PIXEL_FORMAT_Y8_IR_RELATIVE
The IVCAM specific 8-bit IR data containing the I1-I0 IR image. I1 is the IR image with the coded pattern on and I0 is the IR image with the coded pattern off.

PIXEL_FORMAT_Y16
The 16-bit gray format. Also used for the 16-bit IR data. See fourcc.org for the description and memory layout.

PIXEL_FORMAT_DEPTH
The depth map data in 16-bit unsigned integer. The values indicate the distance from an object to the camera's XY plane or the Cartesian depth.The value precision is in millimeters.

A special depth value is used to indicate low-confidence pixels. The application can get the value via the QueryDepthLowConfidenceValue function.

PIXEL_FORMAT_DEPTH_RAW
The depth map data in 16-bit unsigned integer. The value precision is device specific. The application can get the device precision via the QueryDepthUnit function;

PIXEL_FORMAT_DEPTH_F32
The depth map data in 32-bit floating point. The value precision is in millimeters.

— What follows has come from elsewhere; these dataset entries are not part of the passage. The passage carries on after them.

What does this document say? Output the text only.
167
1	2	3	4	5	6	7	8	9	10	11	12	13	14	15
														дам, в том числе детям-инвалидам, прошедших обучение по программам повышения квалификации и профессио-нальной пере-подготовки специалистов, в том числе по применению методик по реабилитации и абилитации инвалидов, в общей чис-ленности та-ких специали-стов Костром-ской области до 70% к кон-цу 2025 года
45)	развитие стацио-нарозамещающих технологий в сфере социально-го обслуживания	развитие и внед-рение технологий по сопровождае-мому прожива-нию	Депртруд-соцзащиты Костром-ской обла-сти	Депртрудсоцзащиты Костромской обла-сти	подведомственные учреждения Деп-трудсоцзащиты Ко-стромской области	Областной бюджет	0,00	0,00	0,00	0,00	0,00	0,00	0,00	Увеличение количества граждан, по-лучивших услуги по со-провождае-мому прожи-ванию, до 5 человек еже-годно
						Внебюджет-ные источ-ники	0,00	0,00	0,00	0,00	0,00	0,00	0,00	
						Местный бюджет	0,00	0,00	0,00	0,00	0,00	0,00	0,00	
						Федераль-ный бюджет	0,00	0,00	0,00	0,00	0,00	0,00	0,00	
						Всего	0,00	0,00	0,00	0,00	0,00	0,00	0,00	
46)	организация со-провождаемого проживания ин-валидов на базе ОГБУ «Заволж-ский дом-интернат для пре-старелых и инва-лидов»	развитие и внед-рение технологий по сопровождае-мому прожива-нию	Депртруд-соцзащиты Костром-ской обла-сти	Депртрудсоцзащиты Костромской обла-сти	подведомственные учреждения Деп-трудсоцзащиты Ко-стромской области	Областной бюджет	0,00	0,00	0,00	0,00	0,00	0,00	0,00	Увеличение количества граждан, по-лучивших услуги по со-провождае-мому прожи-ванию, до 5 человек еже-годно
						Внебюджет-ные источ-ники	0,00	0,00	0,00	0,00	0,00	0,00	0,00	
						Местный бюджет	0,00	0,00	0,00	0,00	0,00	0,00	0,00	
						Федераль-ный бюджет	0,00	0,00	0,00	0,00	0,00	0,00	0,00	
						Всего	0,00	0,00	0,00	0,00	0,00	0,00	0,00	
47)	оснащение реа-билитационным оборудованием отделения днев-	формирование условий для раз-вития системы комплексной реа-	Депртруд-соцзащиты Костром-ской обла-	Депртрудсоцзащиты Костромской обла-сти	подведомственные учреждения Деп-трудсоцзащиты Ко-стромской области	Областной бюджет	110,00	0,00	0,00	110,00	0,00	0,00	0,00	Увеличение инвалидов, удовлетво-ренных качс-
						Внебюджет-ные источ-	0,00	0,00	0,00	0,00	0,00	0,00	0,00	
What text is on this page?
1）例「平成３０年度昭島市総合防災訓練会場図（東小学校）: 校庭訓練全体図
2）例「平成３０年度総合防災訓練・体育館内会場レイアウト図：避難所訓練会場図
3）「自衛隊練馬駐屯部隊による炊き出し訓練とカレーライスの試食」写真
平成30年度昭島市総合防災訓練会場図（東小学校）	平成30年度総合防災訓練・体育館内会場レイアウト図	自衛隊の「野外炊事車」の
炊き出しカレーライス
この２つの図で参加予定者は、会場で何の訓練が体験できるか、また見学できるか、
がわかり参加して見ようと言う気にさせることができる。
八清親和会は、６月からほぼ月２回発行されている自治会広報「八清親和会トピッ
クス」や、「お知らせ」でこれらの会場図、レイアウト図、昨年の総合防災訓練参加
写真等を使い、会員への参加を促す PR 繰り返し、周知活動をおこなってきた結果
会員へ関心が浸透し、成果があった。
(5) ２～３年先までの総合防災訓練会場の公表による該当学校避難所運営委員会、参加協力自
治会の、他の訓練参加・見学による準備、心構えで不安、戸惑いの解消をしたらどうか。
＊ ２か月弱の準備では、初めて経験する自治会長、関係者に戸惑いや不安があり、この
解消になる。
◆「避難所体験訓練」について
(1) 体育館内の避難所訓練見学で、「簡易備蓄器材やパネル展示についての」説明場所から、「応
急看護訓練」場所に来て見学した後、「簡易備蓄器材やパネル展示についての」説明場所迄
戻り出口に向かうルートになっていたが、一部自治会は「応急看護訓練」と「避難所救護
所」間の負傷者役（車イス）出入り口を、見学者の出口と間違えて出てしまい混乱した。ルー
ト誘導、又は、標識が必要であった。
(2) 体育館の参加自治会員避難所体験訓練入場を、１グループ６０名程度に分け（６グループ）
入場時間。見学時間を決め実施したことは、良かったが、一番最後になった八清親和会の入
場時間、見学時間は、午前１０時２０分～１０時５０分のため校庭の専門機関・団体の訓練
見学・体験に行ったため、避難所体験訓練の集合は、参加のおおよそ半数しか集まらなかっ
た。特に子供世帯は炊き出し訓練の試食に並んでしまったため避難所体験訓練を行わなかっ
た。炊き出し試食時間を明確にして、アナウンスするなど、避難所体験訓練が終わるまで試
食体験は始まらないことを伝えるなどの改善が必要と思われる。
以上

A special depth value is used to indicate low-confidence pixels. The application can get the value via the QueryDepthLowConfidenceValue function.

The only mistery that I see here is the YUV pixel format. It doesn't really make much sense to be there. I wonder what that image looks like...

I hope it helps!

PS: I wish Intel would have those awesome hacking events here in Sydney as well!

I saw the pixel formats in the both the documentation, and in the USB descriptors, but when I select anything I get 16 bit per pixel data. I looked for interleaved frames, and multiplanar formats, and didn't find anything there either. The YUV format shows up as effectively 16 bit little endian depth values too. I'm going to try to figure out how to get the IR stream tomorrow.

mmm, that sounds like maybe the stream selection is not working. I am currently requesting the pixels with PIXEL_FORMAT_Y8, and using only 8 bits per pixel to create the depth image, and it is working fine. This means that I am not getting the 16 bit per pixel data stream that you are receiving regardless of the stream you use.

New SDK breaks this utility

Yes Vlad, this was expected.

I was reading the details in the Release Notes of the updated library and there are a few changes to the API, so probably one of the methods I'm using is not supported in this release.

Thanks for testing it!.

When I upgrade the library, I will port the application to the new API. For the moment, just the R1 version is supported.